Специфическую этнографическую группу составляло коренное население Полесья и, особенно, Западного (Кобринского, Брестского и юго-западной части Пружанского уездов). Относительно этнической принадлежности этого населения в белорусской историографии второй половины XX в. сложилась странная традиция умолчания проблемы. Это вынуждает нас остановиться подробнее на этом сюжете. Дело в том, что большинство исследователей середины и статистических источников XIX — начала XX в. рассматривали значительную часть населения Западного Полесья как украинцев, а их язык — в качестве диалекта украинского языка. Такой подход был характерен для составителей этнографических атласов Р. Эркерта [317] и А. Риттиха [166], историков М. Кояловича [80] и Л. Василевского [402], этнографов Е. Карского [66] и Е. Романова [171], причем двух последних едва ли можно заподозрить в отсутствии белорусского патриотизма.

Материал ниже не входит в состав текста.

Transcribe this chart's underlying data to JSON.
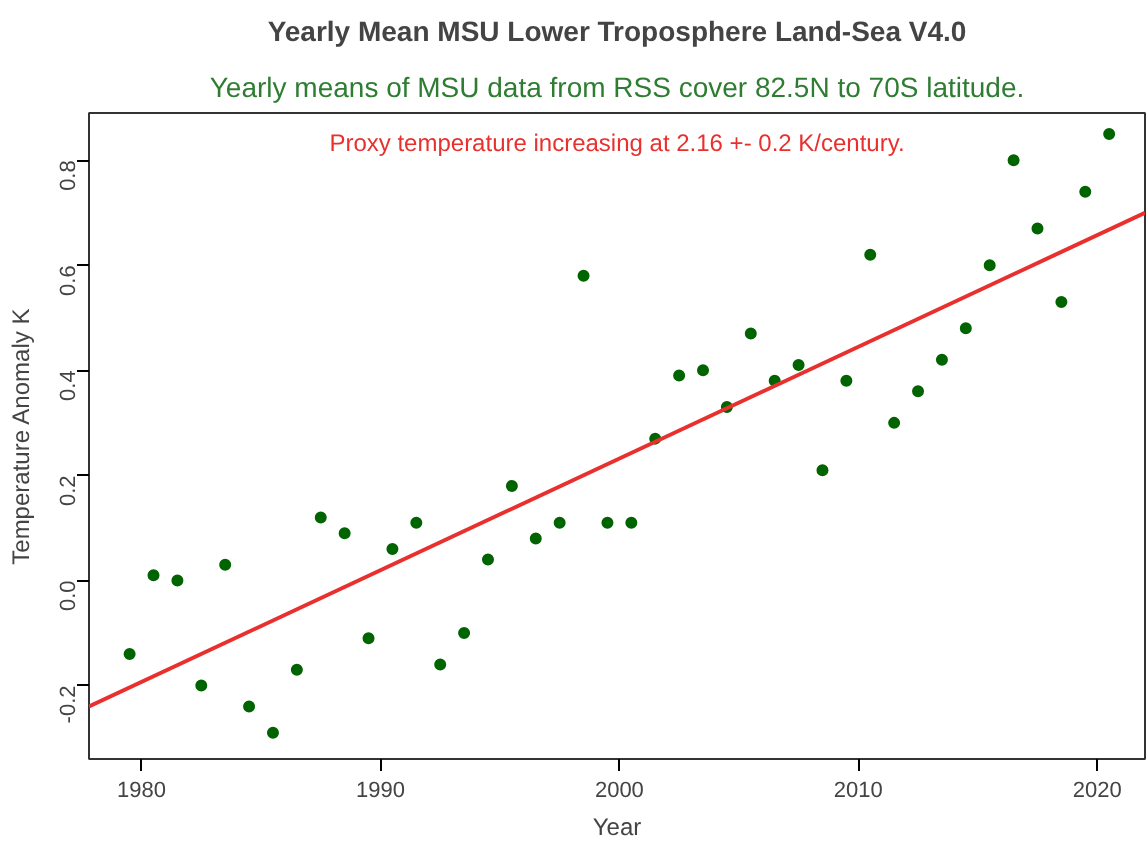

Общая численность украинцев в Западном Полесье по разным источникам составляла от 95 до 140 тыс. чел. (2,8-4,2 % всего населения Беларуси). Достаточно подробную информацию об этническом составе населения Западного Полесья дает табл. 1. Представленные в ней данные были собраны Гродненским губернским статистическим комитетом совместно с силами полиции («капитан-исправниками») [133, л. 6]. При этом, естественно, обращает на себя внимание высокий удельный вес украинского населения в Брестском (51,35 %) и Кобринском (69,59 %) уездах.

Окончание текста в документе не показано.